En “Vida del prócer argentino brigadier Don Juan Manuel de Rosas” el historiador Anibal Rottjer sentencia: “El conquistador del desierto, el salvador de la Patria contra el extranjero, el que acabó con la anarquía y realizó la unión nacional preparando su definitiva organización, el que ha vivido una existencia sin placeres porque la dedicó a la Patria se aleja para siempre de ella, de su Buenos Aires que tanto amó; el vencedor de Francia y de Inglaterra, el hombre más amado de los argentinos de su tiempo”.
¿Existe contradicción en la partida de Rosas hacia Inglaterra? ¿Se podría aceptar un “exilio” de Hitler en Moscú luego de haber combatido tan abiertamente al Comunismo soviético durante la Segunda Guerra Mundial? Lo que parece ser una contradicción no lo es en lo más mínimo.
Lo de Rosas no fue un “exilio voluntario” como vulgarmente se sostiene. Fue un calvario de miseria y olvido, más específicamente fue una ruta obligada, una suerte de prisión disimulada en una granja de Southampton donde vivió humildemente para trabajar la tierra con sus propias manos.
Vale decir, luego de ser derrotado, Rosas tenía dos opciones: O entregarse a los unitarios para seguramente ser fusilado por la espalda como se hizo con el coronel Martiniano Chilavert, o entregarse al verdadero vencedor, Inglaterra. Por eso fue un destino obligado.
La táctica militar conocida como ‘deshacerse del enemigo permitiéndole escapar’ (filosofía de Sun Tzu), fue muchas veces utilizada por la Corona Británica en diferentes teatros de guerra en Europa, táctica que también se aplicaría en América. Por ende, los ingleses “recibieron” a Rosas para deshacerse de él en el sentido de tenerlo controlado en su propio país.
Si lo mataban lo hubieran convertido en un mito siempre inconveniente y amenazante; y si el Restaurador hubiese ido a otro país se podía dar el caso hipotético -y patético para los ingleses- de que regresara a la Confederación para retomar el poder. Nada mejor entonces que tenerlo controlado en el propio Imperio e impedir así cualquier intento de regreso a la ya cercenada Confederación Argentina.
El respeto y la admiración que le tenían era tan grande que hasta el mismísimo Primer Ministro Lord Palmerston lo visitó en su granja y le ofreció una pensión mensual, que Rosas rechazó con dignidad.

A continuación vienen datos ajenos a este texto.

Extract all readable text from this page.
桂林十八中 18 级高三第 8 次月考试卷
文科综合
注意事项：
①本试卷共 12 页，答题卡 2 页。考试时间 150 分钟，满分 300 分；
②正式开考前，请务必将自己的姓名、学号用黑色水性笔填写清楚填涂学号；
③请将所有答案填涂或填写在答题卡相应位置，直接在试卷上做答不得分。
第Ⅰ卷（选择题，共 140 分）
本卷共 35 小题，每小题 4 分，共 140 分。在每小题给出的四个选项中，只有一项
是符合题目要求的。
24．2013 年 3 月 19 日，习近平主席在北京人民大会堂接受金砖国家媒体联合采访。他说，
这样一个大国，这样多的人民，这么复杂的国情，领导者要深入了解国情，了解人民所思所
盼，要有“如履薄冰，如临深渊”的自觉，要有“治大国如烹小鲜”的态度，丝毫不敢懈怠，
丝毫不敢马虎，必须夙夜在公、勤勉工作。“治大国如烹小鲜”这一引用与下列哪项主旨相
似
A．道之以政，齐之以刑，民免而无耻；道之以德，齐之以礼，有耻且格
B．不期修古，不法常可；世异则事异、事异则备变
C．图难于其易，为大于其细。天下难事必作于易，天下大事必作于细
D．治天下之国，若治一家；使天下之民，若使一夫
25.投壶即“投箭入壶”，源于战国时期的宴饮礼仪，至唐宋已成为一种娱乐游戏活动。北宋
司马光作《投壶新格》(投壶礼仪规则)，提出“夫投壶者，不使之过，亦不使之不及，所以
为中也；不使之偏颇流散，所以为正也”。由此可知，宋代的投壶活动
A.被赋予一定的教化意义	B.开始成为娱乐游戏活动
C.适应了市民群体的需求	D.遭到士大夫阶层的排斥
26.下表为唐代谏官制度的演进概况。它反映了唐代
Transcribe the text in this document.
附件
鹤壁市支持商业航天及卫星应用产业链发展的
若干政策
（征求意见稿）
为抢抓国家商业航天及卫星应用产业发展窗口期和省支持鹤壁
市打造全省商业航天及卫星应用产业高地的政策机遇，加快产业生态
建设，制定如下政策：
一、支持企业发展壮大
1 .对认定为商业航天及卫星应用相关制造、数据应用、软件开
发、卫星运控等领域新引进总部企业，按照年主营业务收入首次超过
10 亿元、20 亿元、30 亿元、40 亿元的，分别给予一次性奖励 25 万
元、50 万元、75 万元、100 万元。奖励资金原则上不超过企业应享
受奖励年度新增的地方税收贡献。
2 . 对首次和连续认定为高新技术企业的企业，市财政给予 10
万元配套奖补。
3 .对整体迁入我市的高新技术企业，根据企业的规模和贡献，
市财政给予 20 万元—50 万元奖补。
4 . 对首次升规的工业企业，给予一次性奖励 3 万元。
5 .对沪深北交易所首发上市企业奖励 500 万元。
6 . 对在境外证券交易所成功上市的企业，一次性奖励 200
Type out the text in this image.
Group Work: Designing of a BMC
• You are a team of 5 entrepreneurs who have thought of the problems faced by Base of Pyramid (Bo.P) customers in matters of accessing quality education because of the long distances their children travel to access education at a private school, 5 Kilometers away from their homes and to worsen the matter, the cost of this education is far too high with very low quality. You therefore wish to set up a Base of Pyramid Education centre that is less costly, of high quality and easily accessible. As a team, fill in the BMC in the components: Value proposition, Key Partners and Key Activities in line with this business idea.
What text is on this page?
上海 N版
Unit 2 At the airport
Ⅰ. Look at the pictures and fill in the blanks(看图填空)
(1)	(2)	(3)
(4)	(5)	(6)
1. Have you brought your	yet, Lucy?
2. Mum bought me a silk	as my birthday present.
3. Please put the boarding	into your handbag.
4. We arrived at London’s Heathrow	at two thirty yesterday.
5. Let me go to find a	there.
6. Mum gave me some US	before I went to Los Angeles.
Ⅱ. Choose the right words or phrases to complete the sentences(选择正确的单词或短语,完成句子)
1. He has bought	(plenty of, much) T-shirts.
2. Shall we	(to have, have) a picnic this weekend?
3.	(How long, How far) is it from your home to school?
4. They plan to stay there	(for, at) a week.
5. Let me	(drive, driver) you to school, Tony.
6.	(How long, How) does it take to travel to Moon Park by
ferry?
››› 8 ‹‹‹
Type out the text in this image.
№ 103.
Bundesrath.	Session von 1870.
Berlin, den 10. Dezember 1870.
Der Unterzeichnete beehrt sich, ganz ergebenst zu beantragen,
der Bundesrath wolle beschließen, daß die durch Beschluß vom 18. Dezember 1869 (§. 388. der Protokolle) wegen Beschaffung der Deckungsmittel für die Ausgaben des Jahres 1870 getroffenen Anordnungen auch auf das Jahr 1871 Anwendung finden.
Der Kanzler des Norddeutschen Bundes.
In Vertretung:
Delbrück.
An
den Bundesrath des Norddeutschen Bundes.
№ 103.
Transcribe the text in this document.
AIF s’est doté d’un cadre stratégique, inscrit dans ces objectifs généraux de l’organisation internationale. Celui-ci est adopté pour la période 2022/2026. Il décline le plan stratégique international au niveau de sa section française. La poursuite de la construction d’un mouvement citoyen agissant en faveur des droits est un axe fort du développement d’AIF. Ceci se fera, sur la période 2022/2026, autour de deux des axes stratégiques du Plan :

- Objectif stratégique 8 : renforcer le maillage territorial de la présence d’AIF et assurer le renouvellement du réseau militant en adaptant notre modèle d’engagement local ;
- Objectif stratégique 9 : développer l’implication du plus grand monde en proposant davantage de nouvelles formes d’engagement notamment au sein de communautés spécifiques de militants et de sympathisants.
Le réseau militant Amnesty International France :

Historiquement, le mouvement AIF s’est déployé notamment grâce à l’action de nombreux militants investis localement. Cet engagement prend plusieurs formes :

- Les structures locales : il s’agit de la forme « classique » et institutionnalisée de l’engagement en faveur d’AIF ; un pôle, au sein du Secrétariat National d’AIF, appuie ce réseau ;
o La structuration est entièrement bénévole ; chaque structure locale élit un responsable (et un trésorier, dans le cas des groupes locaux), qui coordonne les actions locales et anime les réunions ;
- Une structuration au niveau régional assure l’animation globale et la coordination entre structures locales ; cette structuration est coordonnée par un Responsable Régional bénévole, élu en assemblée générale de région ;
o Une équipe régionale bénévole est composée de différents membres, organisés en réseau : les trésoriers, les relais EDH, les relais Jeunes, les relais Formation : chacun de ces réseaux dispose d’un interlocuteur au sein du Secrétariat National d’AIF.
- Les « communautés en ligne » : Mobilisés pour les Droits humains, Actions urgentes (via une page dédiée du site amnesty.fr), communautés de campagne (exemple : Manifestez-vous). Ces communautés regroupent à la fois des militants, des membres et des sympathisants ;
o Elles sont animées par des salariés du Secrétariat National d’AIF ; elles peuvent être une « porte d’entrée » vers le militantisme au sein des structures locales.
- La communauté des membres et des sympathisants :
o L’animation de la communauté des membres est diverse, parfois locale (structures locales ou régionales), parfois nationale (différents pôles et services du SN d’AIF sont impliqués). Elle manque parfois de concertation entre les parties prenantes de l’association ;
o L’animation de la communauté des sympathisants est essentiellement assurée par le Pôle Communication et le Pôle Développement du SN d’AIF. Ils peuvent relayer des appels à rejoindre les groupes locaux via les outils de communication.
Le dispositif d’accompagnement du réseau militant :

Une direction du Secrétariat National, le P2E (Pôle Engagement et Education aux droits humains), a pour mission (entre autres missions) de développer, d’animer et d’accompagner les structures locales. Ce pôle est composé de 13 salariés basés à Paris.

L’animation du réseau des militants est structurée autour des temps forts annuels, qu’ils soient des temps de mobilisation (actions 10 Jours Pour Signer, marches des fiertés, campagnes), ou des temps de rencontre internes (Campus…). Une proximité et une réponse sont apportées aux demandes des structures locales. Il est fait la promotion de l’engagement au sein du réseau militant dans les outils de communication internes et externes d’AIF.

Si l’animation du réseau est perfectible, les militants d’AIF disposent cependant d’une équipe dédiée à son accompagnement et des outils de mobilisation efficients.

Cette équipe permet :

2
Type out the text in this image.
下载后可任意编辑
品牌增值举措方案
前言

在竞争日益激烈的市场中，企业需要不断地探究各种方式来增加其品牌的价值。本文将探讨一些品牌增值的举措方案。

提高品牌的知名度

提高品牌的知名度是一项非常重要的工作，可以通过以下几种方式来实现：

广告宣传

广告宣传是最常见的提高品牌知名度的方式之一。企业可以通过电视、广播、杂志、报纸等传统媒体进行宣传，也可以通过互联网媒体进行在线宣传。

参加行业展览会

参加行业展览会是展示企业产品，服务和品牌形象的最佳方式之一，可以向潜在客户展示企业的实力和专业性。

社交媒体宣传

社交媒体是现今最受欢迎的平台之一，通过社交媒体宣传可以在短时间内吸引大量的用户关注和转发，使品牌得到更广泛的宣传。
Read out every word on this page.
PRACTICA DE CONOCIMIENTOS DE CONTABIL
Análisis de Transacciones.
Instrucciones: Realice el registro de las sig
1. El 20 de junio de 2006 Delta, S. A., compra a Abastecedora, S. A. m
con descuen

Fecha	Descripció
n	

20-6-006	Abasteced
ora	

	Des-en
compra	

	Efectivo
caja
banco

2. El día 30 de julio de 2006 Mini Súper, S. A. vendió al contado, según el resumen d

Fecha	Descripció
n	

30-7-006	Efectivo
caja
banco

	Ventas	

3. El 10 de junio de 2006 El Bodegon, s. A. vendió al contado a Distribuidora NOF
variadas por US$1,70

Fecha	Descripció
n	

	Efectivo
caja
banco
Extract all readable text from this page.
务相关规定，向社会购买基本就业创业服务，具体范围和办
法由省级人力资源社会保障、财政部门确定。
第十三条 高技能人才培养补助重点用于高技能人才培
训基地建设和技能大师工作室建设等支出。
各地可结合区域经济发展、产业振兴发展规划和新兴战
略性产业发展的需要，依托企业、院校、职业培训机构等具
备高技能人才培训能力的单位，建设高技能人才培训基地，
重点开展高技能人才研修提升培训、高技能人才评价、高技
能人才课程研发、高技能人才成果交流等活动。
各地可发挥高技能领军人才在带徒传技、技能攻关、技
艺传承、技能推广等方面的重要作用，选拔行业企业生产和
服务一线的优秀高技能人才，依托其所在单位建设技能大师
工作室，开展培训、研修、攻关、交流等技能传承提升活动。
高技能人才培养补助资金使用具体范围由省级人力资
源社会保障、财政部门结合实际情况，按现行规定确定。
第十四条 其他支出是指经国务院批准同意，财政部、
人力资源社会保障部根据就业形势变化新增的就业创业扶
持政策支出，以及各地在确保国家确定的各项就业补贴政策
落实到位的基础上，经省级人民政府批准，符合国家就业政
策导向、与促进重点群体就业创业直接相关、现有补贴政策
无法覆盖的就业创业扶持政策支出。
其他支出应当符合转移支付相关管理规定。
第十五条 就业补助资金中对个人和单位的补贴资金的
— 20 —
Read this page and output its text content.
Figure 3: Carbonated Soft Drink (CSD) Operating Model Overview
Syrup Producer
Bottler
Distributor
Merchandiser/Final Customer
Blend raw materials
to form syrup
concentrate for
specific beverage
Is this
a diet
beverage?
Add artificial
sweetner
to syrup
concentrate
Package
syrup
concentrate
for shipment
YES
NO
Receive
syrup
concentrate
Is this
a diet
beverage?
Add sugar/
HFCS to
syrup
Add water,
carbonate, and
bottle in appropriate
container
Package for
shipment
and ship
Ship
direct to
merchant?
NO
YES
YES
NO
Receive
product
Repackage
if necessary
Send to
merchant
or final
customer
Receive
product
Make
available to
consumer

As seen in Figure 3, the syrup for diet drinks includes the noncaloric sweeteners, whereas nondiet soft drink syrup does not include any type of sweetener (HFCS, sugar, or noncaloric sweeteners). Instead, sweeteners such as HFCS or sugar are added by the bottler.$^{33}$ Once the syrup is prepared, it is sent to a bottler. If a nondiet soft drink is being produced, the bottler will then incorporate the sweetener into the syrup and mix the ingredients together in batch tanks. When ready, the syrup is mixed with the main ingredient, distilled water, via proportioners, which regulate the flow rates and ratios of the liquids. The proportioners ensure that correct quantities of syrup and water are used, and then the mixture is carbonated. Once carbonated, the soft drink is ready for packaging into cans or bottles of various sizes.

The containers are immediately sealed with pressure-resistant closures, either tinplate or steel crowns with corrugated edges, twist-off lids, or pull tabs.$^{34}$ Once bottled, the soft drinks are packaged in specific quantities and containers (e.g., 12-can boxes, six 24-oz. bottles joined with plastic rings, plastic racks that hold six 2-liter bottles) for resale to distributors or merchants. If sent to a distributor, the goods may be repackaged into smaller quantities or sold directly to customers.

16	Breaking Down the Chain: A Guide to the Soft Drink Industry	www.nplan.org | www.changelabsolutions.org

Es que los mismos ingleses habían experimentado amargamente como su popularidad se había convertido en algo verdaderamente inmenso. Es lo que señaló con certeza, reconocimiento y autocrítica el general uruguayo anti-rosista César Díaz en sus Memorias: “Tengo una profunda convicción, forzada en los hechos que he presenciado, de que el prestigio de su poder en 1852 era tan grande o mayor tal vez de lo que había sido diez años antes, y que la sumisión y aún la confianza del pueblo en la superioridad de su genio no le habían abandonado jamás”.
Darío Coria, profesor de Historia y Ciencias Sociales.